White shrugged. “Is it? You’ll have to find out how he does it before the law can step in.”

Longarm said, “I ain’t interested in the law stepping in. I’m just interested in getting some cattle across the border fast.”

“Well, now you know, don’t you?”

“Yes, and I’m much obliged. Mind telling me how I go about it?”

“You be so damn smart, you figure it out.”

“How about you approaching him for me? I got a feeling you already know how.”

White glared at Longarm with his close-set eyes. “Mister,” he said, “I ain’t sayin’ nothin’ except I don’t want to do no bid’ness with you. Not no more, not the way you do bid’ness.” He lifted his injured hand and looked at it as if in silent accusation.

“Now, c’mon,” Longarm said. “You brought that on yourself, and if you’re fair about it, you’ll admit as much.”

But Jasper White shook his head. “I don’t know nothin’ about you, feller. You could be the law for all I know.”

Longarm gave a short laugh. “That’s a hot one. I’m standing here talking to you about rushing some cattle, and you think I might be the law. Look, there’s nothing to know about me. I got a herd due up from the interior of Mexico in the next couple of days. I want to get them on the road to market as quick as I can. I ain’t going to make any money with them standing around in cattle pens waiting to see if they got tick fever.”

White pursed his mouth and seemed to be contemplating. “I don’t know,” he finally said.

Longarm gestured at the forty dollars he was holding, “I got the balance of that would make a hundred-dollar bill in your pocket was you to introduce me to Jay Caster.”

White looked interested. “Sixty dollars more?”

Longarm put his hand in his pocket. “Cash money. On the spot. All you got to do is walk up with me to the man and give him my name. Give me a howdy and a handshake to him. Nothing more.”

“You don’t want me to tell him what you be looking for?”

Longarm shook his head. “Nosir. Not at all. Wouldn’t ask you to do a thing that might seem like trouble. Ain’t no law against introducing one man to another, now, is there?”

White glanced toward the cafe, looking thoughtful for a moment. “I reckon not,” he said at last. “But I want the money in advance.”

“When you want to do it?”

White spit on the ground and scratched his head. “Well, I don’t exactly know. I don’t know if Mister Caster is in his office right now or not.”

Longarm pulled a look. “You mean you don’t know if you ought to go in the cafe and check with your partner first. Ain’t that about it?”

White raised his head. “I don’t got to ask Raymond nothing about this kind of bid’ness. He ain’t my boss.”

“No, but you two are in some kind of business together, ain’t you.”

“That wouldn’t be none of yore affair.”

“Well, while we’re at it, seeing as you’re a man knows his way around the town, can you tell me where I can scare up some drovers? I’d be willing to pay you for your help on that score.”

Longarm could see the greed starting to build in White’s eyes. He had counted on it.

“How many men you looking for?” White asked.

“Enough to handle a thousand steers. Say eight drovers and a cook. You find me good men and I’ll pay you ten dollars a head.”

White hesitated only a beat. He said, “I reckon I could handle that. Let’s see, that would bring it up to a hunnert and fifty dollars what you’d owe me. That right?”

Longarm said, “Only if I can make a deal with Caster. I’ll pay you the sixty for that as soon as you can get me met up with him. But I can’t pay for no drovers until I get a herd through. Now, what about it? Reckon you can make time to get me within handshaking distance of the customs man?”

The lure of money was proving irresistible to Jasper White. He glanced at the cafe and then over his shoulder toward the river. “Well,” he said, “I don’t see nothing wrong with us walking down to the pens and seeing if Mister Caster ain’t handy.”
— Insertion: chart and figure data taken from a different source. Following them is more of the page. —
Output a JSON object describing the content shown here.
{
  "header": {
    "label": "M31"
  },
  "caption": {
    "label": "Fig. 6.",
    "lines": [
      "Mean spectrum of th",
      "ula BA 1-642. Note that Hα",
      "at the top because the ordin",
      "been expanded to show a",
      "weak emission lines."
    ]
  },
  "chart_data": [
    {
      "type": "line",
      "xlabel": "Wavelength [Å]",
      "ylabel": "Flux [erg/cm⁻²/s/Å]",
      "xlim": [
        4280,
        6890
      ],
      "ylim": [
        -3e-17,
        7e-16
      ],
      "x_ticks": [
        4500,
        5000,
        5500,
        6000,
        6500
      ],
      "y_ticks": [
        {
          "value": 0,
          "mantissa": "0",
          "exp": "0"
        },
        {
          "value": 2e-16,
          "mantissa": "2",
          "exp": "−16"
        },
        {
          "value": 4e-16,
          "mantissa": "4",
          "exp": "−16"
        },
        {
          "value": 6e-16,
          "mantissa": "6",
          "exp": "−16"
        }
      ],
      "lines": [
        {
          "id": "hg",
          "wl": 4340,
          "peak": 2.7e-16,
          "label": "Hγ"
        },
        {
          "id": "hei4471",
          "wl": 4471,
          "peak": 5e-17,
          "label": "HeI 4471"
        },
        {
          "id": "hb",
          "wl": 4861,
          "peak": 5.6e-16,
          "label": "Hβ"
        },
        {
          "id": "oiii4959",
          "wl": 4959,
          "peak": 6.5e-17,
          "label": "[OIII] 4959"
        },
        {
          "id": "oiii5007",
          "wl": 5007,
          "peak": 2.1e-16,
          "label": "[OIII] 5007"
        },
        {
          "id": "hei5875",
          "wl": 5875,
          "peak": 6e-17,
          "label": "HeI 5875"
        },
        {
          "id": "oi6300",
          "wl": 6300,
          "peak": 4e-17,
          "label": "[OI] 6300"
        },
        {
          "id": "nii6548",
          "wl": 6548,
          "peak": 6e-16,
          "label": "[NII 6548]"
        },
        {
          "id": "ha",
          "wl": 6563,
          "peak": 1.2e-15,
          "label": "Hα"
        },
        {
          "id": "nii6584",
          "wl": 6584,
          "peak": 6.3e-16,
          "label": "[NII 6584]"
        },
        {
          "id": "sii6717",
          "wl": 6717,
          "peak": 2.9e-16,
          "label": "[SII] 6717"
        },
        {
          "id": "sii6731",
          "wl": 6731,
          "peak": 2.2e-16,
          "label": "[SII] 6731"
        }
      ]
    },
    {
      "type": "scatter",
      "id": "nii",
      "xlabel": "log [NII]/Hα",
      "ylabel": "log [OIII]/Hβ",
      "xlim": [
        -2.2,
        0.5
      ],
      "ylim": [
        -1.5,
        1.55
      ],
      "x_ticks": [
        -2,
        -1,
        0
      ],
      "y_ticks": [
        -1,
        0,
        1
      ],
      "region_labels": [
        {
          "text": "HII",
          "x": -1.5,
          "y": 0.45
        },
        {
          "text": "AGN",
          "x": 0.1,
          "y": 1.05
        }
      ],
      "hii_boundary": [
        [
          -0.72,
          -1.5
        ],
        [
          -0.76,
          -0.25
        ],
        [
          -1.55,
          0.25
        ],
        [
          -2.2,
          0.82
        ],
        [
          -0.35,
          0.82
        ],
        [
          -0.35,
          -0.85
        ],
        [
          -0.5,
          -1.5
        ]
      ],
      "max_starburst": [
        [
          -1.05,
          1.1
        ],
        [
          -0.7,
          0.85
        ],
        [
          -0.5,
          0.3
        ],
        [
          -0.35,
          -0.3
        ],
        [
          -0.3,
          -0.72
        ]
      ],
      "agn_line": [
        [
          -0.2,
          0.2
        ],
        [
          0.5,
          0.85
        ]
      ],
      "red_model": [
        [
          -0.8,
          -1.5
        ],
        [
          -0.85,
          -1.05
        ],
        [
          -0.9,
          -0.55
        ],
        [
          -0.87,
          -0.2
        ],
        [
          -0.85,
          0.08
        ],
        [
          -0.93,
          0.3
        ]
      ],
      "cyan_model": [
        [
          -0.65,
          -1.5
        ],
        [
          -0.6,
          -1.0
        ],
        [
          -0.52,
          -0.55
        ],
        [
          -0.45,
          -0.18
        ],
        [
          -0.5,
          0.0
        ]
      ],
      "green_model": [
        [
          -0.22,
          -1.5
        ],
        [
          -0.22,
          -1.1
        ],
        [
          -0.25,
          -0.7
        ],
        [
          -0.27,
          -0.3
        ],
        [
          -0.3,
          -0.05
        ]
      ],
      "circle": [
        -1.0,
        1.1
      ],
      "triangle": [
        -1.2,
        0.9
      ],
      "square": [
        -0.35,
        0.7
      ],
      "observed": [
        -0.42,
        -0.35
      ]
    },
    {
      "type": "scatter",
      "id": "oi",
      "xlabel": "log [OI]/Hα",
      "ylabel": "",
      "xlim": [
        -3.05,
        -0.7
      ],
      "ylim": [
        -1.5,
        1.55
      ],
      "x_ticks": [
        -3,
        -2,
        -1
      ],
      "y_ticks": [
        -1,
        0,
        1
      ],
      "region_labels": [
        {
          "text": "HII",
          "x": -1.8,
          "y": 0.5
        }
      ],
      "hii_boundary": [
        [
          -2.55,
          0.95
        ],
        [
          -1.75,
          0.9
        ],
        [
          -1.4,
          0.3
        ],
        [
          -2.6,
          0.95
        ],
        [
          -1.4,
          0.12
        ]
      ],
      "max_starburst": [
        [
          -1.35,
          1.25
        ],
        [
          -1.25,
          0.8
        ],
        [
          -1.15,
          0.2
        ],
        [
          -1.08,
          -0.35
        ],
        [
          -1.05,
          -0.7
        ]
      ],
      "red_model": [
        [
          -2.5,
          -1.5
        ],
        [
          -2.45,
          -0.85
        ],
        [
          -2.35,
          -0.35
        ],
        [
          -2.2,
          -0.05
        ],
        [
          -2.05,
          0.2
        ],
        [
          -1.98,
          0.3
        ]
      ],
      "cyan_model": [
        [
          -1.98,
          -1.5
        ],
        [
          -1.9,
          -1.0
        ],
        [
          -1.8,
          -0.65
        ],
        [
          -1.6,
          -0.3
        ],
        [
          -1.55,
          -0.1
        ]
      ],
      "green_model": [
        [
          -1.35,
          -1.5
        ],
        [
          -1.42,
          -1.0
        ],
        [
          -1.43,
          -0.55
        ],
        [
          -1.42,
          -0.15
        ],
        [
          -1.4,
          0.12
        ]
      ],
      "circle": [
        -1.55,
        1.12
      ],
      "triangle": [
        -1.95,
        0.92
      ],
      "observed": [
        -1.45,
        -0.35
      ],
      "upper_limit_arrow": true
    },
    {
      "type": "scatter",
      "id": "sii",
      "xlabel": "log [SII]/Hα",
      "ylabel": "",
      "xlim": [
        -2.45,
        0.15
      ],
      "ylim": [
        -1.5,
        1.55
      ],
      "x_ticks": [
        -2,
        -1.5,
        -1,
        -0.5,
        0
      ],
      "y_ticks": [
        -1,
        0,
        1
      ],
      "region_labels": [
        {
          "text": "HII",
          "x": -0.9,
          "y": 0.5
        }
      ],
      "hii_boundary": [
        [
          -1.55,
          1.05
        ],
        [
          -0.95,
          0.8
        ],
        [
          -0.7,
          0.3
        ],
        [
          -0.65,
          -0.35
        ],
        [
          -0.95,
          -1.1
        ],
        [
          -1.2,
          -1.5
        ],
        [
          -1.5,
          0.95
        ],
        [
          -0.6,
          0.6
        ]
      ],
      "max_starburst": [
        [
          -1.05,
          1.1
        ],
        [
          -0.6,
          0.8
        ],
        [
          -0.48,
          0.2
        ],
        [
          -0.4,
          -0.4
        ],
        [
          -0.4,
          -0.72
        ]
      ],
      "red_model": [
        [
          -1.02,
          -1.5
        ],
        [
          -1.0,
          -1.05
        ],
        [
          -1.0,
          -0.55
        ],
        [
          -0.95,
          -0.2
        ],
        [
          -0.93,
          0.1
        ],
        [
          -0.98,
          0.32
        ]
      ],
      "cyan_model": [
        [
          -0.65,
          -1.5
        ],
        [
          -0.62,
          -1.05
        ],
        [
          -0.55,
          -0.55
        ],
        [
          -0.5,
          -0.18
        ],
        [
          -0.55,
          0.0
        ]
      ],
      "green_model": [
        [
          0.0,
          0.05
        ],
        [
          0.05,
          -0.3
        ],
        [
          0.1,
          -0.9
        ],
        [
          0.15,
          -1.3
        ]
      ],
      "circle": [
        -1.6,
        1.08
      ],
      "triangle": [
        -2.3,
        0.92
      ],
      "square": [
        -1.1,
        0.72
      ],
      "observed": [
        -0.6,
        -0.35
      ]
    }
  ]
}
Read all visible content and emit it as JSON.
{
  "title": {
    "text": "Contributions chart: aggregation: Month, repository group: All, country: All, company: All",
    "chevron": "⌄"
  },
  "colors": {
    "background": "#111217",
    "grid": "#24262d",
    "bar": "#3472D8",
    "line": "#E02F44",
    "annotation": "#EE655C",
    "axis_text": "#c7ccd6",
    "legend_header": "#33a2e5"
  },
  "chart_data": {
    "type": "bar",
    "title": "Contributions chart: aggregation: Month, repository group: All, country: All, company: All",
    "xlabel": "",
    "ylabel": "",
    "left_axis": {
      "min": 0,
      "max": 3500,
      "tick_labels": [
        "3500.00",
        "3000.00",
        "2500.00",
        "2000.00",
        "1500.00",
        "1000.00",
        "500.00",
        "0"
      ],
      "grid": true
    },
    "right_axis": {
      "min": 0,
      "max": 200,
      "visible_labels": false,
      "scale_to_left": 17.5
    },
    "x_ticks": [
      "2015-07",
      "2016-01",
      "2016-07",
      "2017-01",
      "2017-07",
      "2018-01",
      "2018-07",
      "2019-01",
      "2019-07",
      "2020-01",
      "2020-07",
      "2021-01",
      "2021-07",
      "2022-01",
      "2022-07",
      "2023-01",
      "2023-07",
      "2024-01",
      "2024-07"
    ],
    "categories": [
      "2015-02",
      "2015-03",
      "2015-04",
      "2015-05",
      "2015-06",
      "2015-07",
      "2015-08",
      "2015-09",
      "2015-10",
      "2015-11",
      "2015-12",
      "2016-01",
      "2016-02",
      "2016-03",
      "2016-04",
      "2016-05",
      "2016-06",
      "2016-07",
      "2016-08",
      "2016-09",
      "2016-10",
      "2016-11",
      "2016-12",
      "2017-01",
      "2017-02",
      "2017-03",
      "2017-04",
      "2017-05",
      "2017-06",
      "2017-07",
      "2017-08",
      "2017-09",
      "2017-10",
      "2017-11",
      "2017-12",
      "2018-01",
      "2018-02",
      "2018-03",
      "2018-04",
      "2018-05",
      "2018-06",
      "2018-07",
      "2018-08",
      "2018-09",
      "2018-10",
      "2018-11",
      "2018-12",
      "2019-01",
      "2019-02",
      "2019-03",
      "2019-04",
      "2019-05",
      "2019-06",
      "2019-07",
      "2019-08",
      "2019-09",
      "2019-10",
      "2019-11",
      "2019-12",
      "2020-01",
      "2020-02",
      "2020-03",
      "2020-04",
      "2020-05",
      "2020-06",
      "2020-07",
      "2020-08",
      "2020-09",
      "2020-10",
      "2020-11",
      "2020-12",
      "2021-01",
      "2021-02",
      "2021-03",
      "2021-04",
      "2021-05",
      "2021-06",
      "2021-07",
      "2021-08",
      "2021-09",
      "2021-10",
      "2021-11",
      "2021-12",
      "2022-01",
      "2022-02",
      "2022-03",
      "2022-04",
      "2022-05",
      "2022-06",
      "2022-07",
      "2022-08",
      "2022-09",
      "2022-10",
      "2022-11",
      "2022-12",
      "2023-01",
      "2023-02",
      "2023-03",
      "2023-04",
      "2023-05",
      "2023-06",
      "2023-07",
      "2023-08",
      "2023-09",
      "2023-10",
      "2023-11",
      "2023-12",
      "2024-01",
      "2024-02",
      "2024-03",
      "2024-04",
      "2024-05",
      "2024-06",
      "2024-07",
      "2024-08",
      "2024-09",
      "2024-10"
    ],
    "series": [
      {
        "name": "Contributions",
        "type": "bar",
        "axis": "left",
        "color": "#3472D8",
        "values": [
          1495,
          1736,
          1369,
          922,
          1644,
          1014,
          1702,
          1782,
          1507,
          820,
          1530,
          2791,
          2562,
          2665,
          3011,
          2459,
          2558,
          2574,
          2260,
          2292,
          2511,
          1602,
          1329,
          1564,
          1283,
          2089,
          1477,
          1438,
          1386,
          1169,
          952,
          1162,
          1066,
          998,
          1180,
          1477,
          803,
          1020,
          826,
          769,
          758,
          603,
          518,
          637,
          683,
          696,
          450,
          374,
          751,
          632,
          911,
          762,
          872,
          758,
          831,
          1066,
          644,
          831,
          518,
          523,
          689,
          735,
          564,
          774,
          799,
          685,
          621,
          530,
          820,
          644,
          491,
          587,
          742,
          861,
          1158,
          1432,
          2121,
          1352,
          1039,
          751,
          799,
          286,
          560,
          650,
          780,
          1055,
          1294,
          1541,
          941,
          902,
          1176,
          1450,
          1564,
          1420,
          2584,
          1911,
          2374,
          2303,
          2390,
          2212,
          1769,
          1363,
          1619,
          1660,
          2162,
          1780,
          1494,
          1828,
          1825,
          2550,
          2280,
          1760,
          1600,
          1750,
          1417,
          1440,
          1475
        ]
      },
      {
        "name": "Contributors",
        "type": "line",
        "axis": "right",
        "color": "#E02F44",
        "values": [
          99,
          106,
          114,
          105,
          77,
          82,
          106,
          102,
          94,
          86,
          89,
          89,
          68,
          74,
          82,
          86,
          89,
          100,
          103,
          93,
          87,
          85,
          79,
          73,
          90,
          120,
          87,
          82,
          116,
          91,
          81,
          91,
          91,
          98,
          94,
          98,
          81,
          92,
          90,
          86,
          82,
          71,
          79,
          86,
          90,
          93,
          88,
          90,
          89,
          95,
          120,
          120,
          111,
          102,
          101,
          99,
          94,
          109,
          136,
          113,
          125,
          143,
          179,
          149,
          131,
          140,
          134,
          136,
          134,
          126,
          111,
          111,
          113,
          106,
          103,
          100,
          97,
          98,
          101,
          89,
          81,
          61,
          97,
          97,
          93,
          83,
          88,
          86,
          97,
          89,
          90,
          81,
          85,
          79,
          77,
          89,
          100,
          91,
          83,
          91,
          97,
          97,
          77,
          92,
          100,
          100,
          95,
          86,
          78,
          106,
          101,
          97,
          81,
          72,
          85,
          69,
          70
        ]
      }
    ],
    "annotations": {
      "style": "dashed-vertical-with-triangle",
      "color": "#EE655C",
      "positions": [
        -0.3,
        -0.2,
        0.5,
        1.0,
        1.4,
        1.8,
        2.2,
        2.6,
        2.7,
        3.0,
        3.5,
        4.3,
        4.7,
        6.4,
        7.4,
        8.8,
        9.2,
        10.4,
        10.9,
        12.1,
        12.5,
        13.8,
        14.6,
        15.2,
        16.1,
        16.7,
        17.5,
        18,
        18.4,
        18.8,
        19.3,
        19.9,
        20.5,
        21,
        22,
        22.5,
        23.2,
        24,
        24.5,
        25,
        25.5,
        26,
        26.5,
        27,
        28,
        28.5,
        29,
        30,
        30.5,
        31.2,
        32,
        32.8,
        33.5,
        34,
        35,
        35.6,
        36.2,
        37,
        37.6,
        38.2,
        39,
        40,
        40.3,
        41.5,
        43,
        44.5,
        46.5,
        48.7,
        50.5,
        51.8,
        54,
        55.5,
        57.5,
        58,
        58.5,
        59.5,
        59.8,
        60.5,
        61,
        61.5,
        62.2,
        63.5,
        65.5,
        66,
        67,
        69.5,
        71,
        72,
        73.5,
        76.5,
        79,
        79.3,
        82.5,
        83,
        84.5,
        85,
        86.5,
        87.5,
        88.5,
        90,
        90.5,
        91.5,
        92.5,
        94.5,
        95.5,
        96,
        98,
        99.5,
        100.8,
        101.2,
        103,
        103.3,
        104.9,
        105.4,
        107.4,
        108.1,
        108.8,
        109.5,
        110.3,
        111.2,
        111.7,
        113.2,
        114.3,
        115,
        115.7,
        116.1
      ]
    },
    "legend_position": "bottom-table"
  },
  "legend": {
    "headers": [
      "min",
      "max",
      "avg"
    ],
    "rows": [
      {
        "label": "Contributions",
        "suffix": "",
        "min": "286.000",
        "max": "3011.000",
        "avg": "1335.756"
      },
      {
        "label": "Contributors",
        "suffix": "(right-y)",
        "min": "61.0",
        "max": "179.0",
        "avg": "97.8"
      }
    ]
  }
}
“Let’s go,” Longarm said. “Ain’t me holding us UP.”

Still Jasper hesitated. He looked down at the money in his hand, slowly folded it, and slipped it into his pocket. “When was you thinkin’ ‘bout payin’ me that other sixty?”

Longarm gave him an impatient look and jerked out his roll. He peeled off four tens and a twenty. “Hell,” he said. “How about right now? One of us has got to start trusting the other. I guess it might as well be me.”

“What if Mister Caster ain’t there?”

Longarm took White by the shoulder and turned him toward the river and the holding pens. “Then you’ll make me acquainted with the gent at some other time. Hell, Jasper, quit acting like you ain’t already done this a hundred times before.”

Jasper White looked at him. “You been talkin’ to folks about me.”

Longarm shook his head. “No, I’ve been talking to you about you. That’s been enough.”